1996 bot er Moritz an, ins Münchner Büro einzusteigen. Wenig später ist auch Philipp "dem Ruf der Wildnis gefolgt". Wildnis? "Na ja, unser Büro war ja längst nicht so groß und geordnet wie heute", sagt der Vater. "Carlo und ich hatten nie einen Vertrag, heute gibt es fünf Geschäftsführer und 150 Mitarbeiter."

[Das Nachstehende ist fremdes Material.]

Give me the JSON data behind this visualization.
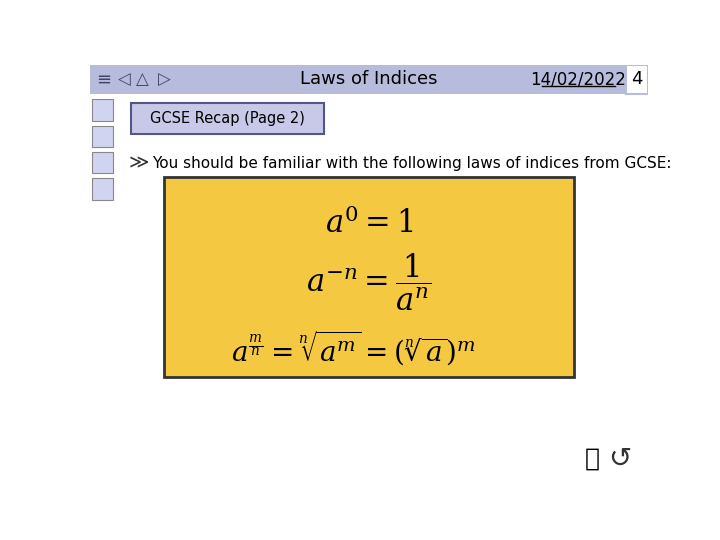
{
  "bg_color": "#ffffff",
  "header_bg": "#b8bcdc",
  "header_title": "Laws of Indices",
  "header_date": "14/02/2022",
  "header_page": "4",
  "subtitle_bg": "#c8c8e8",
  "subtitle_text": "GCSE Recap (Page 2)",
  "subtitle_border": "#555588",
  "bullet_text": "You should be familiar with the following laws of indices from GCSE:",
  "box_bg": "#f5c842",
  "box_border": "#333333",
  "text_color": "#000000",
  "header_text_color": "#000000",
  "sidebar_color": "#d0d4f0"
}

Der technologische Wandel, den die Architektur in den vergangenen zwanzig Jahren erlebt hat, ist auch äußerlich ablesbar. Das Loft wirkt wie ein effizienter Organismus. Die Computer sind sein Nervensystem. Die Mitarbeiter sitzen in genormten Arbeitsinseln, den "Kojen". Jede Koje bearbeitet ein Projekt, manche auch zwei gleichzeitig. Alles ist offen, nur der Besprechungsraum hat Wände aus Glas.

Die äußerliche Ruhe täuscht - hier wird hoch effizient und unter Zeitdruck an derzeit 30 Projekten parallel gearbeitet. Gerade wechseln zwei junge Leute die Koje, sie ziehen samt Laptop und Ablage um. Jemand telefoniert, der Nachbar trägt Kopfhörer. Die Mitarbeiter stammen aus Deutschland, Frankreich, China, Korea, Syrien. Moritz und Philipp haben ihre Plätze mitten drin, dort, wo es am lautesten ist. "Es ist manchmal anstrengend, aber wir wollen für alle ansprechbar sein", sagt Moritz. Möglichst wenig Hierarchien schaffen. "Wir sehen uns als Moderatoren von Ideen, die im Kollektiv entstehen."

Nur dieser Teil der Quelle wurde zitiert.